Friday, April 12, 2013

An Anniversary

April 12, 2013


In the candy store, the man behind the cash register was talking with a customer about a horse that just died. People talked about horses often there, and I didn't pay attention. I paid and headed home.  The walk was a long block to Fort Washington Avenue, then three more to my house, which was on the corner of Haven Avenue.  A few girls were playing potsy out front. They were singing something and laughing at how they were managing to keeping time as they jumped. I barely caught the words: "Roosevelt kicked the bucket, Roosevelt kicked the bucket."  I must have misunderstood. Could there be  a horse named after President Roosevelt? And why would they know about a horse dying, anyhow? They were just kids a year or two older than I was. I was nine. I hurried upstairs to get the story straight.

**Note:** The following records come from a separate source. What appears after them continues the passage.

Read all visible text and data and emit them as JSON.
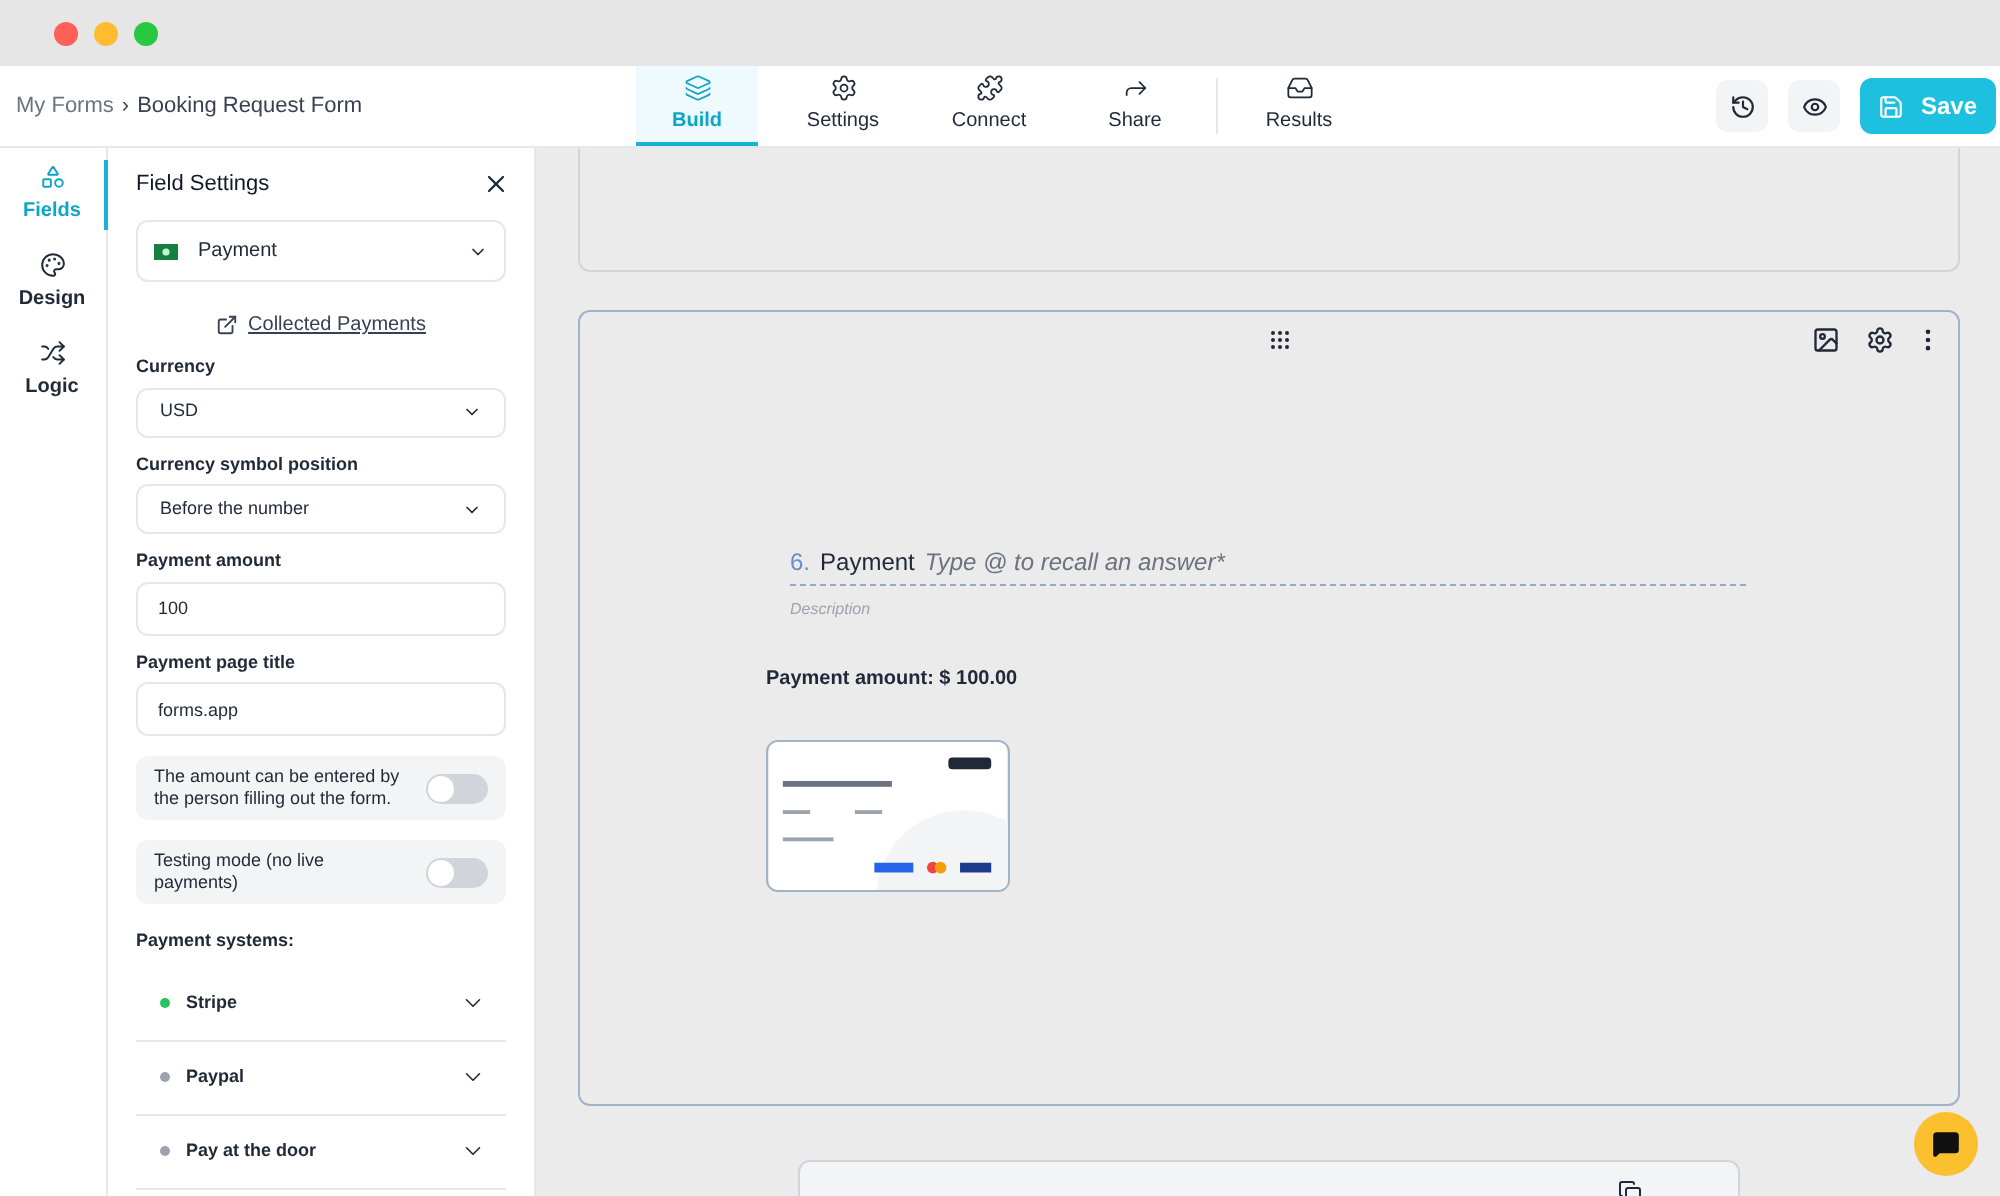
{
  "breadcrumb": {
    "parent": "My Forms",
    "separator": "›",
    "current": "Booking Request Form"
  },
  "tabs": [
    {
      "label": "Build",
      "selected": true
    },
    {
      "label": "Settings",
      "selected": false
    },
    {
      "label": "Connect",
      "selected": false
    },
    {
      "label": "Share",
      "selected": false
    },
    {
      "label": "Results",
      "selected": false
    }
  ],
  "save_button": "Save",
  "rail": [
    {
      "label": "Fields",
      "selected": true
    },
    {
      "label": "Design",
      "selected": false
    },
    {
      "label": "Logic",
      "selected": false
    }
  ],
  "panel": {
    "title": "Field Settings",
    "field_type": "Payment",
    "link": "Collected Payments",
    "fields": [
      {
        "kind": "select",
        "label": "Currency",
        "value": "USD"
      },
      {
        "kind": "select",
        "label": "Currency symbol position",
        "value": "Before the number"
      },
      {
        "kind": "input",
        "label": "Payment amount",
        "value": "100"
      },
      {
        "kind": "input",
        "label": "Payment page title",
        "value": "forms.app"
      }
    ],
    "toggles": [
      {
        "label": "The amount can be entered by the person filling out the form.",
        "on": false
      },
      {
        "label": "Testing mode (no live payments)",
        "on": false
      }
    ],
    "systems_heading": "Payment systems:",
    "systems": [
      {
        "name": "Stripe",
        "color": "#22c55e"
      },
      {
        "name": "Paypal",
        "color": "#9ca3af"
      },
      {
        "name": "Pay at the door",
        "color": "#9ca3af"
      }
    ]
  },
  "question": {
    "number": "6.",
    "title": "Payment",
    "placeholder": "Type @ to recall an answer*",
    "description": {
      "placeholder": "Description"
    },
    "amount": "Payment amount: $ 100.00"
  }
}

My father was seated in the wheelchair he occupied since returning from the hospital a few days earlier. My mother sat in a chair pulled up near the wheelchair. Both their heads were bent toward the radio. As I came in, my mother turned, motioned me over, but put her finger over her mouth, so I would be quiet. When I got close, the took me onto her lap, as though I was a baby. I listened with them, as the radio made plain that it wasn't any horse but President Roosevelt himself who had died.

A statement from Mrs. Roosevelt was being read. She asked that everyone support President Truman, who had just been sworn in. 

President Truman?  I always thought President was President Roosevelt's first name.

The rest of that Sunday was very sad in our apartment. My father took the news especially badly.  The next morning, he had to be taken back to the hospital. Eighteen days after President Roosevelt, on April 30, 1945, my tateh died.

So did Hitler.
 
Years later, when newspapers made a point of noting that it was the 40th anniversary of Hitler's death, I joked about that coincidence. Surely, I said, anyone else who died that day got into heaven one, two, three--because God must have been very busy with Mr. Hitler.

Jokes are how I get by.  But I know that there are still people in this world who miss Hitler. 

Maybe almost as much as I miss my father.